Le récit du démâtage d'Hugues Ansart
Le 1er février dernier, Hugues Ansart (La mer est ronde) démâtait à 200 milles des Açores. Il nous raconte en détail sa triste mésaventure.
Rappel des Faits
Date : le 1er/02 :2022
Heure : aux alentours de 16h30
Lieu : 34°33N 27°36W
Skipper : Hugues Ansart
Cela fait plus de 2 jours que nous avons franchi la ligne de départ, la difficulté des conditions météorologiques a été crescendo. Même si le vent reste modéré, de 20 à 28 nœuds, la mer formée rend la situation musclée. Le bateau est cependant stable et file entre 9 et 12 nœuds, sous spi médium, 1 ris, tribord amure.
J’étais à la table à carte, à somnoler certainement. Un départ au lof me sort à peine de ma léthargie, tandis que le pilote rétablit seul la situation. Cependant en rétablissant la situation celui-lui abat trop et un premier empannage intempestif suivi immédiatement d’un deuxième me fait monter sur le pont. La GV est bloquée à contre dans la bastaque tribord. Je choque le spi, et tente en vain de libérer la bôme coincée. Je lâche alors la bastaque tribord et la GV se libère violement, mais tout semble ok à ce moment. Je commence à étarquer à nouveau la bastaque, mais avant de la raidir je sens le bateau accélérer et le spi, bien que choqué, se regonfler. Le mât craque et tombe en 3 morceaux.
L’écoute de spi s’est, elle, retrouvée bloquée et rebordée malgré moi… ? Pas le temps de l’analyse, il faut agir. Aller vite chercher le coupe boulon et une scie à métaux au passage. Sur le pont à nouveau je tente de remonter le mât. Le but est de récupérer les voiles. Entre 2 morceaux de mât je coupe les drisses et force sur la GV pour la faire remonter à bord sans le mât, rien ne bouge. Idem pour le génois. Le haubanage enchevêtré bloque l’ensemble. Avec la pince monseigneur, je coupe chaque câble. A deux mains cela semble impossible, il est nécessaire de faire appuis sur le pont et à l’aide du poids du corps sur le manche de la pince sectionner chaque hauban puis l’étais. Alors seules les voiles retiennent le haut du gréement au bateau et les barres de flèches bloquées dans les filières. Pendant près d’une demi-heure je force sur les voiles pour les récupérer. Je vérifie les drisses à l’intérieur du mât, certaines semblent bloquées dans le carbone déchiqueté du mât. Malgré leur libération, rien ne bouge.

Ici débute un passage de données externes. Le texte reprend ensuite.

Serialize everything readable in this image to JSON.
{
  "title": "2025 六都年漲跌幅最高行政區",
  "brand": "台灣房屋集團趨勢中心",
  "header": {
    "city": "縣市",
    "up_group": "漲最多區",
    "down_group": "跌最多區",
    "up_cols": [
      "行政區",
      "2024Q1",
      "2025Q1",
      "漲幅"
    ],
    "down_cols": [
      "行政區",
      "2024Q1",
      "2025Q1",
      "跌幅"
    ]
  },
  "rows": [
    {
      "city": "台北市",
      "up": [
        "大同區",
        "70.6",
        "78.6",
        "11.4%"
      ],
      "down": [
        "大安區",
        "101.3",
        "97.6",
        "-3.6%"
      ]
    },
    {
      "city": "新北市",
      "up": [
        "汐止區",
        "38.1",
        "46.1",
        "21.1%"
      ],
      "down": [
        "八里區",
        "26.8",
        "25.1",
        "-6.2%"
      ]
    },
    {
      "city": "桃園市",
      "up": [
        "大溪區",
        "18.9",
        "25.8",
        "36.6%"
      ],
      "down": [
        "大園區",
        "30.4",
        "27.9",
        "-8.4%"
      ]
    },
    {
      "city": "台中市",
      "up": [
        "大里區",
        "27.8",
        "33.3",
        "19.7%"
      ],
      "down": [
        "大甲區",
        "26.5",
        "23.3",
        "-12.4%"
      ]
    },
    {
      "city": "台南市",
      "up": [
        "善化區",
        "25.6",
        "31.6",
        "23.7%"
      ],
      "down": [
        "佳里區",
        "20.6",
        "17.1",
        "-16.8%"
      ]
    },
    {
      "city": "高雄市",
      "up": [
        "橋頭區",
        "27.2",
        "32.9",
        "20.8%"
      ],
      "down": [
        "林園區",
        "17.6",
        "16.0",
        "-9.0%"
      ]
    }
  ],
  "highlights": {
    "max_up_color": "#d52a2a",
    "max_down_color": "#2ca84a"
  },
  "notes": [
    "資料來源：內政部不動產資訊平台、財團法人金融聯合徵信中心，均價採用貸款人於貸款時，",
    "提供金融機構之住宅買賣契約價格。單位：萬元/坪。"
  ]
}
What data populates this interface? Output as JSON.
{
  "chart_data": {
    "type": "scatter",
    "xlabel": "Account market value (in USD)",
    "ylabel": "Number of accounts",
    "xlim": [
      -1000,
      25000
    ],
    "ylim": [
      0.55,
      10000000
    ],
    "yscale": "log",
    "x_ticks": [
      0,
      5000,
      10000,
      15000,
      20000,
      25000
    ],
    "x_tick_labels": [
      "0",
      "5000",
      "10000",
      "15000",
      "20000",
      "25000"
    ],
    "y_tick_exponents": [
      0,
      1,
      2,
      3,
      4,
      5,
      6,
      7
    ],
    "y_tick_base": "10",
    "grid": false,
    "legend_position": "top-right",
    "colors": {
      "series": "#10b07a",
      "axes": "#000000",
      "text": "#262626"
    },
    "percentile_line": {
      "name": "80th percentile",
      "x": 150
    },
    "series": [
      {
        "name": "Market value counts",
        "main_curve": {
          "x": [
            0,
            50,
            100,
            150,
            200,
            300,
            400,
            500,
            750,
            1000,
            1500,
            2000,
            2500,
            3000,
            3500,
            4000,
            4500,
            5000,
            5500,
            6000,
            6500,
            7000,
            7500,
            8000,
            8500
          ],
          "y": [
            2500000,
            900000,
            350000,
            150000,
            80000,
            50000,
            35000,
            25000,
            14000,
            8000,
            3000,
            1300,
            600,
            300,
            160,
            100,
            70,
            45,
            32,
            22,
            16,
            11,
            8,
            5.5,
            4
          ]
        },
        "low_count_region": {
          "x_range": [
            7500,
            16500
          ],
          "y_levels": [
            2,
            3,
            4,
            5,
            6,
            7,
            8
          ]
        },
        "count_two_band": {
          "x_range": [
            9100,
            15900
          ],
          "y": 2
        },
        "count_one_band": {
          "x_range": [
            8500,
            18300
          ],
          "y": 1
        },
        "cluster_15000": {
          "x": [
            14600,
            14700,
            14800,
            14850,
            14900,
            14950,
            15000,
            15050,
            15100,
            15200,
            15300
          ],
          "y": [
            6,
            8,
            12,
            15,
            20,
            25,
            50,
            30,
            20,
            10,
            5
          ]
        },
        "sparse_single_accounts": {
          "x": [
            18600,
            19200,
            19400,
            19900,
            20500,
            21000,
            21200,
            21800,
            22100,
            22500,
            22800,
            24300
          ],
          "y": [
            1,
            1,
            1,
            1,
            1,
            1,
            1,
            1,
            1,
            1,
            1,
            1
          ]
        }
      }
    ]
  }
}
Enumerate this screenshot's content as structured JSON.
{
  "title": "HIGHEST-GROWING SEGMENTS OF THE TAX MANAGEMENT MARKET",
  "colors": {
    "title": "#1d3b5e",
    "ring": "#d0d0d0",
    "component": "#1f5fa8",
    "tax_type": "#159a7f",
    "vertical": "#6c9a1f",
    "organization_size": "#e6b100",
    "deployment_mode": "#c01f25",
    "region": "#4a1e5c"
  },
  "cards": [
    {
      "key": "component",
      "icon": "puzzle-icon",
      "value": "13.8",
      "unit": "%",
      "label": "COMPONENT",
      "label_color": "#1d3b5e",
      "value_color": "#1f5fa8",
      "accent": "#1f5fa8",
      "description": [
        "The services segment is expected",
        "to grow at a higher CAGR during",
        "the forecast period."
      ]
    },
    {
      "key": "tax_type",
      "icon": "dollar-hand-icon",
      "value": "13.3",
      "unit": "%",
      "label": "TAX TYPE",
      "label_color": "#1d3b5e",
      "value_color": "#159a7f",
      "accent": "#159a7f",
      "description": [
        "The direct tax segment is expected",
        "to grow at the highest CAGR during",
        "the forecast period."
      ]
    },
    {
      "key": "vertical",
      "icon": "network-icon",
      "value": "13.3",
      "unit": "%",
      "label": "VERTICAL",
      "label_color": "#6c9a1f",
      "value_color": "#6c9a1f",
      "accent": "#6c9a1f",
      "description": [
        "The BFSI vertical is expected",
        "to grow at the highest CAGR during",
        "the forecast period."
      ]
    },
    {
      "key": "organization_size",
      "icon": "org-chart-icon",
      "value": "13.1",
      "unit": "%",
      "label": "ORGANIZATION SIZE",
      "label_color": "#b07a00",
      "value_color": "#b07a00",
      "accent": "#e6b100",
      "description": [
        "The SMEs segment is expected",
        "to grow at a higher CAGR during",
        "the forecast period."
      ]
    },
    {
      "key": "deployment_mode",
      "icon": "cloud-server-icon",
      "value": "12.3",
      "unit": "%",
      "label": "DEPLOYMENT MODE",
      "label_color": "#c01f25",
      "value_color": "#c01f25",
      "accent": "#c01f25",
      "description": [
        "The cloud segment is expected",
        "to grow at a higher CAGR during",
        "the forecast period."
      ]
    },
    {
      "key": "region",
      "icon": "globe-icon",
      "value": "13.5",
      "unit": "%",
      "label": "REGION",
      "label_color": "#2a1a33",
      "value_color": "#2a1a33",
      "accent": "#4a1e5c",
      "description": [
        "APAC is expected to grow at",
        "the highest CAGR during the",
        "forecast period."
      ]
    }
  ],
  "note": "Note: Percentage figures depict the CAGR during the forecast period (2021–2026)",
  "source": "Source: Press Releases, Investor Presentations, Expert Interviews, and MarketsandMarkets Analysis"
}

La solution aurait été certainement de plonger et aller libérer en tête de mât… à 2 ou 3 mètres de profondeur, au milieu des haubans drisses et étais, ballotés par les vagues, dans l’eau froide. La réflexion est vite tranchée : ne pas ajouter de catastrophe à la catastrophe.
Soucieux de garder du tissu pour un éventuel gréement de fortune, je coupe le 1/3 du bas de chaque voile horizontalement.
La nuit tombe, j’ai 30 litres de gasoil dans le réservoir plus un bidon de 10 litres, je fais route au moteur direction Santa Maria ou San Miguel aux Açores, après avoir arrimé la bôme et le morceau de mât restant.
La mer forte et de face me contraint à limiter la vitesse à 3 nœuds. Malgré ça le bateau tape à l’avant et certaines vagues me font faire des chutes impressionnantes.
Le relevé consommation de la nuit révèle rapidement que je ne pourrai joindre Ponta Delgada à 200MN au moteur seul. Environ 2 litres à l’heure soit 20 h de moteur, je ne pourrai m’approcher que de 60MN. Un gréement de fortune s’impose.
Le jour se lève le 2 février vers 8h30 utc. Un bilan des ressources me donne : une bôme fixée sur un tronçon de mât de 2m, 2 tangons, une trinquette, 1 ORC et des morceaux de voiles découpées.
Après avoir arrimé horizontalement le morceau de mât dans l’axe du bateau, le vit de mulet au droit du pied du mât je prépare un morceau de drisse restant en tant qu’étais et les 2 bosses de ris pour des futurs hauban frappés sur les cabestans latéraux et repris aux winchs d’écoute de génois.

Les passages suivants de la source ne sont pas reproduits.